Are there ever enough Christmas cookies, I wonder? According to friends, no. I purchase holiday cardboard boxes for packaging my cookies, and usually end up giving most of them away.
It was a good year, Christmas cookie-wise. I started with the most important, the Moravian cookies for the Christmas tree, thinly rolled and cut out with my family’s old shapes, outlined in royal icing. I made the switch from my mother’s to another cookie recipe (heaven help me), this one from the seventh edition of “Joy of Cooking.” They get tied with curling ribbon and hung on my tree and others throughout the Capital Region.
The other difficult ones, the rainbow cookies, are up next. Impressive and worth the two days invested in them, they are made with almond paste and two kinds of jam, topped with chocolate. I know people who bang these out; they’re still tricky for me. The recipe makes a lot.
Next up: spritz. These are very popular, since the proportion of butter and egg yolk to flour makes them rich. Last year, husband bought me an Italian-made, all-metal Marcato “biscuits machine” which pops out cookies like nothing I’ve ever used. I made two batches, one tinted light pink. They go quick, so I made another batch about a week later.
The next session I rolled a batch of sugar-cookie dough into linzer-type sandwiches, with raspberry and apricot jam filling. I used a patterned rolling pin to emboss the bottoms, and cut stars into the tops to allow the brightly colored jam to peek through.
Another day I knocked out more sugar-cookie dough, this time for snowflakes. Half are turned into cutout flakes, intricate, delicate and tricky to get right. The blue, purple and white sanding sugar I use on these always reminds me of the Disney movie “Frozen.”
The rest of that batch gets punched out with small snowflake cutters that emboss an intricate pattern on top. They need just a squiggle of chocolate and some winter-themed nonpareils.
Who doesn’t love shortbread? Nobody, I’ve discovered, so I made two batches of those, too. I make dainty ones — trees, six-pointed stars, holly leaves, bells — and decorate them with just enough colored sugar in the middle to show up. Their small size allows me to maximize the space in the cookie boxes. Imported butter shines here.

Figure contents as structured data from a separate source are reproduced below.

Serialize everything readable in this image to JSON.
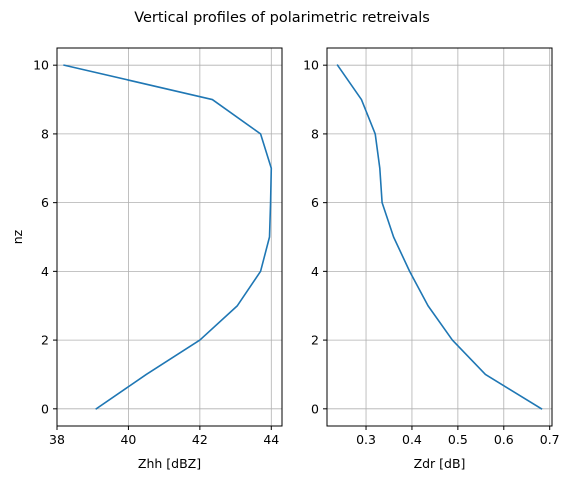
{
  "figure": {
    "title": "Vertical profiles of polarimetric retreivals",
    "line_color": "#1f77b4"
  },
  "chart_data": [
    {
      "type": "line",
      "xlabel": "Zhh [dBZ]",
      "ylabel": "nz",
      "xlim": [
        38,
        44.3
      ],
      "ylim": [
        -0.5,
        10.5
      ],
      "xticks": [
        38,
        40,
        42,
        44
      ],
      "yticks": [
        0,
        2,
        4,
        6,
        8,
        10
      ],
      "grid": true,
      "series": [
        {
          "x": [
            39.1,
            40.5,
            42.0,
            43.05,
            43.7,
            43.95,
            43.98,
            44.0,
            43.7,
            42.35,
            38.2
          ],
          "y": [
            0,
            1,
            2,
            3,
            4,
            5,
            6,
            7,
            8,
            9,
            10
          ]
        }
      ]
    },
    {
      "type": "line",
      "xlabel": "Zdr [dB]",
      "ylabel": "",
      "xlim": [
        0.215,
        0.705
      ],
      "ylim": [
        -0.5,
        10.5
      ],
      "xticks": [
        0.3,
        0.4,
        0.5,
        0.6,
        0.7
      ],
      "yticks": [
        0,
        2,
        4,
        6,
        8,
        10
      ],
      "grid": true,
      "series": [
        {
          "x": [
            0.682,
            0.56,
            0.488,
            0.435,
            0.395,
            0.36,
            0.335,
            0.33,
            0.32,
            0.29,
            0.238
          ],
          "y": [
            0,
            1,
            2,
            3,
            4,
            5,
            6,
            7,
            8,
            9,
            10
          ]
        }
      ]
    }
  ]
}
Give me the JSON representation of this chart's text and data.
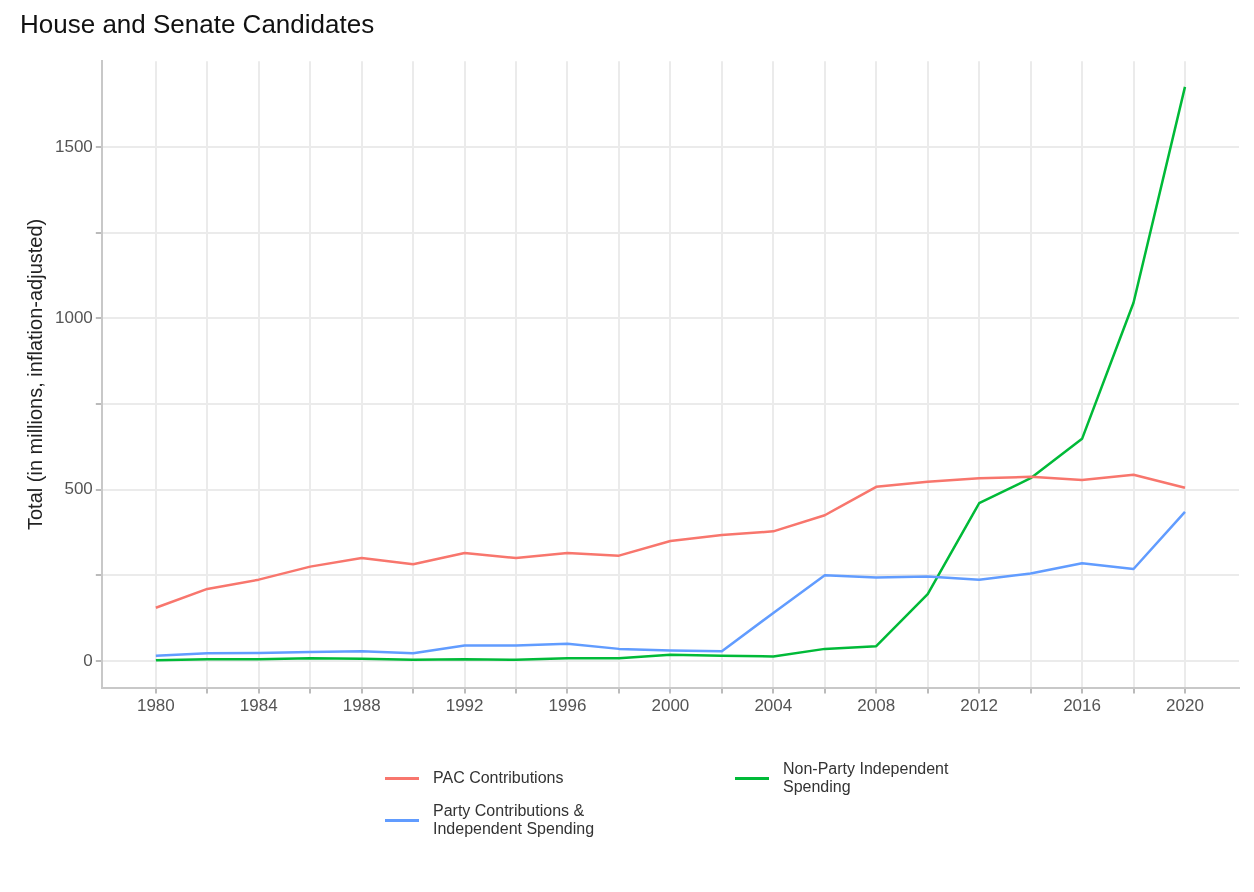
{
  "chart_data": {
    "type": "line",
    "title": "House and Senate Candidates",
    "ylabel": "Total (in millions, inflation-adjusted)",
    "x": [
      1980,
      1982,
      1984,
      1986,
      1988,
      1990,
      1992,
      1994,
      1996,
      1998,
      2000,
      2002,
      2004,
      2006,
      2008,
      2010,
      2012,
      2014,
      2016,
      2018,
      2020
    ],
    "series": [
      {
        "name": "PAC Contributions",
        "color": "#f8766d",
        "values": [
          155,
          210,
          237,
          275,
          300,
          282,
          315,
          300,
          315,
          307,
          350,
          367,
          378,
          425,
          508,
          523,
          533,
          537,
          528,
          543,
          505
        ]
      },
      {
        "name": "Party Contributions & Independent Spending",
        "color": "#619cff",
        "values": [
          15,
          22,
          23,
          26,
          28,
          22,
          45,
          45,
          50,
          35,
          30,
          28,
          140,
          250,
          243,
          246,
          237,
          255,
          285,
          268,
          435
        ]
      },
      {
        "name": "Non-Party Independent Spending",
        "color": "#00ba38",
        "values": [
          2,
          5,
          5,
          8,
          6,
          3,
          5,
          3,
          8,
          8,
          18,
          15,
          13,
          35,
          43,
          195,
          460,
          533,
          648,
          1045,
          1675
        ]
      }
    ],
    "xlim": [
      1977.9,
      2022.1
    ],
    "xticks": [
      1980,
      {
        "value": 1982,
        "label": null
      },
      1984,
      {
        "value": 1986,
        "label": null
      },
      1988,
      {
        "value": 1990,
        "label": null
      },
      1992,
      {
        "value": 1994,
        "label": null
      },
      1996,
      {
        "value": 1998,
        "label": null
      },
      2000,
      {
        "value": 2002,
        "label": null
      },
      2004,
      {
        "value": 2006,
        "label": null
      },
      2008,
      {
        "value": 2010,
        "label": null
      },
      2012,
      {
        "value": 2014,
        "label": null
      },
      2016,
      {
        "value": 2018,
        "label": null
      },
      2020
    ],
    "ylim": [
      -78,
      1750
    ],
    "yticks": [
      0,
      {
        "value": 250,
        "label": null
      },
      500,
      {
        "value": 750,
        "label": null
      },
      1000,
      {
        "value": 1250,
        "label": null
      },
      1500
    ],
    "grid": true,
    "legend": "bottom",
    "marker": "none",
    "line_style": "solid"
  }
}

Somewhere in there I made molasses sugar cookies amped up with extra spices, rolled in sparkling sugar. Crowd-pleasers, too: They were gone before Christmas. I never got around to that second batch.
It’s nice to have a mix of flavors, shapes and colors. This year I tinted white chocolate melting wafers pink and green for dipping the first spritz cookies. The last batch was dipped in dark and milk chocolate. Warm spices, butter, chocolate and fruit-flavored jam make a nice combination on a cookie tray.
My cookies are decorated with colored sugar and nonpareils in holiday colors, not too much. Restraint is important to me. You don’t have to hit someone over the head with red and green; a hint does the job.
What I didn’t get to this year: the tricky checkerboard black-and-white cookies, made with shortening. They were my favorite as a kid but I sometimes skip them because I can’t get them perfectly square. Or even close. Also, what we called sour cream cookies, flaky layers with lots of vanilla sugar. They look like palmiers, or elephant ears. They are the messiest thing I’ve ever made.
The family cookies we grew up with and I don’t carry on making are lebkuchen and pfeffernuss, but my sister-in-law still does those so I don’t feel they’re lost. But the big gingerbread men, destined for the tree, and large spice cookies cut out and decorated with a paper picture of Father Christmas, or macaroons — no one in my family makes those anymore.
Mom wrote a list of holiday cookies on the first page of her old scrapbook cookbook, presumably the ones she made early on. Later she added spritz and macaroons.
Mom’s Christmas cookie list evolved; mine has, too. The basic lineup, what I did this year, has stayed the same for a long time.
Some kinds I don’t make anymore, like the messy ones and the ones with coconut, and some I add because they have meaning or are especially decorative or tasty.
Eric has only one requirement for Christmas cookies: “Don’t give them all away.”